SWCs have different breadths of scope, from complex to granular. Examples of SWCs are:

  • Launching a blog (Twitter feed, Facebook Page, LinkedIn Group, etc.)
  • Building discussions in groups
  • Addressing trolls (people who aren’t interested in conversation, just badmouthing)
  • Helping people who are aggressive because they are upset
  • Mentoring a new blogger; scaling blog teams
  • Leveraging blogrolls
  • Syndicating Web 2.0 content for websites
  • Using and managing a social business policy

The WCT facilitates learning from the enteprise’s various initiatives and actively encourages sharing of information, so it shortens the learning curve significantly. The team also manages the wiki or other social space in which information is shared. In addition, most firms’ social business policy requires training before business units may launch social spaces, so the WCT creates and administers that.

The WCT also develops early warning systems—using information from several social networking project teams—to develop a collective understanding of when projects are starting to deviate from plan.  Early warning systems are not merely financial measures; they involve any measurable and verifiable indicators that teams have found useful and that can be genericized and reused.  Notably, early warnings target above- and below-expectation results. Examples are:

  • A space was launched to engage a defined audience (each space should have a charter that defines goals, activities, staffing, timelines and success). The targeted audience is not attracted, evidenced by lack of interactivity. The WCT benchmarks how long interactivity takes, so these metrics indicate over- or under-performance.
  • The space launches with much support, but UGC (user generated content) is minimal within the specified period.
  • Outreach to bloggers or tweeps (Twitter community) is not reciprocated at the benchmarked level by the expected time.
  • Videos aren’t shared in the right number by the time expected.
  • The idea is to identify and correct quickly; this means celebration for a team is above plan.

Staffing the WCT

Social business initiatives and activities are inherently decentralized and in virtual spaces, so you can use this to your advantage. Since the WCT supports the enterprise’s social business initiatives, its size depends on how many initiatives you have. Many firms task a small group of part-time employees (perhaps with a consultant for a short time) to seed it. Each business unit that launches a social space will send their employees for training, per the social business policy, so trainees become part of the WCT by default. The WCT selects the platform and designs required sharing processes that has the minimal footprint necessary, so it doesn’t become a burden.

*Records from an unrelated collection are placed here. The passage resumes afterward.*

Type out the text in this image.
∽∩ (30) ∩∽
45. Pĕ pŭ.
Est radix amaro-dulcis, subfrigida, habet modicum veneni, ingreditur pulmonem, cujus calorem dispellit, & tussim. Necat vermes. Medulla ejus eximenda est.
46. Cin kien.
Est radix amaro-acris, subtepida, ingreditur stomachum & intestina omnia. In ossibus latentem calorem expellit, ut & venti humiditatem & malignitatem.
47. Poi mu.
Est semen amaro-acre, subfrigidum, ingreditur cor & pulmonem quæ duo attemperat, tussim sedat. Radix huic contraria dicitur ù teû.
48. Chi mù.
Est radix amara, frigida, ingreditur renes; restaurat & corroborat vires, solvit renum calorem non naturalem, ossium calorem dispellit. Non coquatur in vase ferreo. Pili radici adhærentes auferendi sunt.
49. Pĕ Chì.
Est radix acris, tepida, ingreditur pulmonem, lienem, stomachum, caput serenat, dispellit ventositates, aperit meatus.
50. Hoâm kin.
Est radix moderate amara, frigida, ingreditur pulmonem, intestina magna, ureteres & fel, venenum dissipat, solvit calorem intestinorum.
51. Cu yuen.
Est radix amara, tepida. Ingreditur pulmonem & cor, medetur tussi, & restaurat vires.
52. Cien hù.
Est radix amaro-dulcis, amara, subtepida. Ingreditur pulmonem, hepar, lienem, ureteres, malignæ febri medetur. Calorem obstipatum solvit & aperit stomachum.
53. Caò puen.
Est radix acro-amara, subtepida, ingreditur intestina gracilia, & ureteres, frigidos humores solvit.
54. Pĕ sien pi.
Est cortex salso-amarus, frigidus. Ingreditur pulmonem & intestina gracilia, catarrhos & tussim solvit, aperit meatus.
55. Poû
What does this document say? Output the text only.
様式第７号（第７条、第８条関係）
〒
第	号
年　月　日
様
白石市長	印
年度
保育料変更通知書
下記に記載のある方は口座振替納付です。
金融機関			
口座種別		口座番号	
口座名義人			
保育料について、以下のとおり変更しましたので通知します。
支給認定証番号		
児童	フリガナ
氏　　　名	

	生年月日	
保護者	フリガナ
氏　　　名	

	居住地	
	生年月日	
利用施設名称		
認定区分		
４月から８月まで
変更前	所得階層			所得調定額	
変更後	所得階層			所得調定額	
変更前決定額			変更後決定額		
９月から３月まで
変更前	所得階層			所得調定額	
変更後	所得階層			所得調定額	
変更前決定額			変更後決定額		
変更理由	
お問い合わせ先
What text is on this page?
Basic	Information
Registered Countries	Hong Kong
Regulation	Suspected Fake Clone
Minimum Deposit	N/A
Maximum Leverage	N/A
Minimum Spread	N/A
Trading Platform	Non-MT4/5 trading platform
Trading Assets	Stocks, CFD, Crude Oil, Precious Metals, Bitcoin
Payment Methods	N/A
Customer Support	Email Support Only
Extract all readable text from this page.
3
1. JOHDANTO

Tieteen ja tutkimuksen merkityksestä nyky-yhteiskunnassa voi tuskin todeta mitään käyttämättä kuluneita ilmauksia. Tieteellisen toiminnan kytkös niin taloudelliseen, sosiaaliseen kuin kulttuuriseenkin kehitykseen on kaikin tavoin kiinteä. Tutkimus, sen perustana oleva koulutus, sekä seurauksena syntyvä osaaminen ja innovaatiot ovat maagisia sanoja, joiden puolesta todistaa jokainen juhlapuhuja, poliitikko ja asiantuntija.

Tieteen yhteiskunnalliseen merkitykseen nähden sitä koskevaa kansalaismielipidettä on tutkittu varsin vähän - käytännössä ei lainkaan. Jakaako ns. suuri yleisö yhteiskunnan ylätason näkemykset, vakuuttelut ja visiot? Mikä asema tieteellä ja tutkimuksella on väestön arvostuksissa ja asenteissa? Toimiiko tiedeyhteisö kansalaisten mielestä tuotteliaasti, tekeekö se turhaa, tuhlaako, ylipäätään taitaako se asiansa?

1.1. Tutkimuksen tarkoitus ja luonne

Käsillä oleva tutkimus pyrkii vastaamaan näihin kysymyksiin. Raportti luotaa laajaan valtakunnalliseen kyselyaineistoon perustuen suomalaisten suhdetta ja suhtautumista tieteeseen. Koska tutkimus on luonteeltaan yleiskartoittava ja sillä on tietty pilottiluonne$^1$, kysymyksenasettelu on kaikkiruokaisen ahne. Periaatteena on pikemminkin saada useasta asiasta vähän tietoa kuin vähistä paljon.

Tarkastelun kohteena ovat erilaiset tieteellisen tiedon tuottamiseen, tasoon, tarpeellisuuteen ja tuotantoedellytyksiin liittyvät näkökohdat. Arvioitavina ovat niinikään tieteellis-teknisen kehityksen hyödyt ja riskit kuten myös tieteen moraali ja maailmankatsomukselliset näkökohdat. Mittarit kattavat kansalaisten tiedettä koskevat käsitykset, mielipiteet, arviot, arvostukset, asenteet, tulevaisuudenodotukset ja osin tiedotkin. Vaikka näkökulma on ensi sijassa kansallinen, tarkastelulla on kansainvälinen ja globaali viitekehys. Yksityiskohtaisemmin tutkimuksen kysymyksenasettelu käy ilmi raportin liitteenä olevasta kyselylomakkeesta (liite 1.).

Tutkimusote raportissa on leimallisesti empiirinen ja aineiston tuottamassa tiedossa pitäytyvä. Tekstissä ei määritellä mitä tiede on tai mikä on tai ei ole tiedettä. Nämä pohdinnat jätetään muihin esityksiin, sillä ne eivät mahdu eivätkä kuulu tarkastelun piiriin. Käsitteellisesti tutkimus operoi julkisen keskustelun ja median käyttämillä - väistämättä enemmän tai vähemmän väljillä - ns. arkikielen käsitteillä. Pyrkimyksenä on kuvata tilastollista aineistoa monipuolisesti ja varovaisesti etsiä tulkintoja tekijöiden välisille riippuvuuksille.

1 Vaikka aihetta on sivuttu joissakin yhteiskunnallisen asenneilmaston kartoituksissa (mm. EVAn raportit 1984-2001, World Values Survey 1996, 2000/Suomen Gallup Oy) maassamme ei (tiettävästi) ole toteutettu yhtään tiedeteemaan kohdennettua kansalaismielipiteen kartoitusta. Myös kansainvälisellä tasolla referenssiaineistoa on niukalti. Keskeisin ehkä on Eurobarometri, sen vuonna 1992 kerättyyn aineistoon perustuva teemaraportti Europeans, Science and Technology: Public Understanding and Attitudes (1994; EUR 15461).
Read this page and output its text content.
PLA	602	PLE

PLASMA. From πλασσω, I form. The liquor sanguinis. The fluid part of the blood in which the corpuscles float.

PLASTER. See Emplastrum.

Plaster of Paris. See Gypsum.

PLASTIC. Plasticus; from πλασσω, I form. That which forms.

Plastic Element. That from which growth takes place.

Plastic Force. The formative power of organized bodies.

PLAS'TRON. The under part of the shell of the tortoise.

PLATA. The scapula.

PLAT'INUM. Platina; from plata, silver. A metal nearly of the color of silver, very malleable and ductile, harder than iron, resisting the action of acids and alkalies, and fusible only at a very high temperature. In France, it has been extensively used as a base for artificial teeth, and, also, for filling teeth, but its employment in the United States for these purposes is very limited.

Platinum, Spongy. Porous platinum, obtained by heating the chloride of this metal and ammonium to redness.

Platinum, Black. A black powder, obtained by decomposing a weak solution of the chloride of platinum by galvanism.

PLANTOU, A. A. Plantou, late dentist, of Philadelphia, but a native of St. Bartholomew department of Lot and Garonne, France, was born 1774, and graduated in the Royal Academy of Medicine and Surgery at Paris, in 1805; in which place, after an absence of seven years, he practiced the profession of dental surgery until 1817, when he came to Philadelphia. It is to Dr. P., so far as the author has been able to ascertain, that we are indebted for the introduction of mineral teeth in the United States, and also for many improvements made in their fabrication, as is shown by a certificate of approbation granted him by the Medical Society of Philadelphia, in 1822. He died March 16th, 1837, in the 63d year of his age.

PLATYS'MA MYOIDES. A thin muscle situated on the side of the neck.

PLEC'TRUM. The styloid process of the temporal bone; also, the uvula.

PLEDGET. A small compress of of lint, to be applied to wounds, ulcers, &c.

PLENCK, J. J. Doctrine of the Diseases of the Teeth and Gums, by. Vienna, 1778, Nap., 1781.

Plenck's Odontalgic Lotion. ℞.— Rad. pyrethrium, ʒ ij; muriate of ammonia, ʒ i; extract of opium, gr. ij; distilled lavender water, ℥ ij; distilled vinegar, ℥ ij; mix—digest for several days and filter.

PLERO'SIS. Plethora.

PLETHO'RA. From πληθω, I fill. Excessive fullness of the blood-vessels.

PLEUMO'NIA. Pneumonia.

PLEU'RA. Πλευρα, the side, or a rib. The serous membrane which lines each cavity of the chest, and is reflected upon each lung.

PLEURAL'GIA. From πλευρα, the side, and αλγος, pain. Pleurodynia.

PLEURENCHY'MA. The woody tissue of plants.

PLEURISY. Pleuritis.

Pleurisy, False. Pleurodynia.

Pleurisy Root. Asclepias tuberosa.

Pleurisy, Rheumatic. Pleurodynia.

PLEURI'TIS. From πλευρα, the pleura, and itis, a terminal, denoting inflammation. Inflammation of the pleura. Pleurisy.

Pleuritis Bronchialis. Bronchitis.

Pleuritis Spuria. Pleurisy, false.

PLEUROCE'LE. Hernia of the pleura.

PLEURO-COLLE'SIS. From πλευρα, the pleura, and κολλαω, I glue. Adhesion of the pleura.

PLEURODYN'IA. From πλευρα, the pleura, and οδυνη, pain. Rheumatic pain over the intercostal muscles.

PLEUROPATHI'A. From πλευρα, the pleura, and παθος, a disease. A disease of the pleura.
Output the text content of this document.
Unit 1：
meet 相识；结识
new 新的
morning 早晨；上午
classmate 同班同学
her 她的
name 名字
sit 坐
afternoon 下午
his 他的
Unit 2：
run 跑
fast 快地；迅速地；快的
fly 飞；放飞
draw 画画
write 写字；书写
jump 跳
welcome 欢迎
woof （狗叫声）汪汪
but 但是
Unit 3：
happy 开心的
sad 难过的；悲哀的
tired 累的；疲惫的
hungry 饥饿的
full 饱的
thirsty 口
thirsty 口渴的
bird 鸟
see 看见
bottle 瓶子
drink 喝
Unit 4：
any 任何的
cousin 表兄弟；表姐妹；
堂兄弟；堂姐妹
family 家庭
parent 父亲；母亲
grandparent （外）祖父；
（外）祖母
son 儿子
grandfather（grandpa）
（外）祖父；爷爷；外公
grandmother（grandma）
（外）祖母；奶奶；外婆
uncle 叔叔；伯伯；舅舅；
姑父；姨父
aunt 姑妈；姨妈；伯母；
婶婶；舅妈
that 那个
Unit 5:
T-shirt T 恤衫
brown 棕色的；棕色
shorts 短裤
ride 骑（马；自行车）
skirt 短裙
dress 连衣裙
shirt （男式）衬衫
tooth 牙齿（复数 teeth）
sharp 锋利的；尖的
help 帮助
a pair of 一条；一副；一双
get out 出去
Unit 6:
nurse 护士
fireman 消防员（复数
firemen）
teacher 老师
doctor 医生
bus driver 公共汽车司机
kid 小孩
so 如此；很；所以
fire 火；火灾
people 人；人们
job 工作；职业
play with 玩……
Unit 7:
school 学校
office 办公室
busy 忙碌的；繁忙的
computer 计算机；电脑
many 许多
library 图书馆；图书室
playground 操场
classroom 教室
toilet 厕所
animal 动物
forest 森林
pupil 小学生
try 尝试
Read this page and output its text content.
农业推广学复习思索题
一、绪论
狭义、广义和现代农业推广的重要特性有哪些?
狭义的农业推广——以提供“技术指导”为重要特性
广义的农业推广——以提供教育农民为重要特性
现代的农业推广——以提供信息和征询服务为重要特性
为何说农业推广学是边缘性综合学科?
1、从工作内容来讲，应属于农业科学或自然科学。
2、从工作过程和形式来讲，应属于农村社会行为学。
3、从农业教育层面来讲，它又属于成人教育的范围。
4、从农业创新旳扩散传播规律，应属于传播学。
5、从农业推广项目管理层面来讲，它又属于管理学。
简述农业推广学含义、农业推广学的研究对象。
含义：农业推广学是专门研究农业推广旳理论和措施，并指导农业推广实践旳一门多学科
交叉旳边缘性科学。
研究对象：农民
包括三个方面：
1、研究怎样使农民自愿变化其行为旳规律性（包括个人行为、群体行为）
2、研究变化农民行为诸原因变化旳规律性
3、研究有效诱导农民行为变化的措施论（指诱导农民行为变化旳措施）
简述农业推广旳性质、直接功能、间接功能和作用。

The key tenet of the WCT is knowledge dispersion: the WCT guides members on how to mentor as well as the SWCs themselves, so the business unit transfers knowledge within itself and among other BUs.

The growth of WCTs often looks like a bell curve. Many teams begin virtually, and their staff grows as social business activity increases. However, they often scale back down to virtual teams as the established knowledge and practices of the social business practitioners increase.

Conclusions

  • The WCT significantly improves the success rate of the organization’s social business initiatives because it explicitly focuses on recognizing and sharing good practices.
  • Mentoring is a key lever for scaling knowledge.
  • Each initiative has goals, staffing, metrics and timelines within its charter, so it’s easy for the WCT to compare and develop guidelines quickly.
  • The WCT is a virtual team in the beginning; it scales with the amount of social business activity. Once good practices are well established through its “alumni,” it may well scale back to a virtual team again since alumni will manage the firm’s knowledge as a part of their core social business processes.

How does your firm manage creation and sharing of good practices?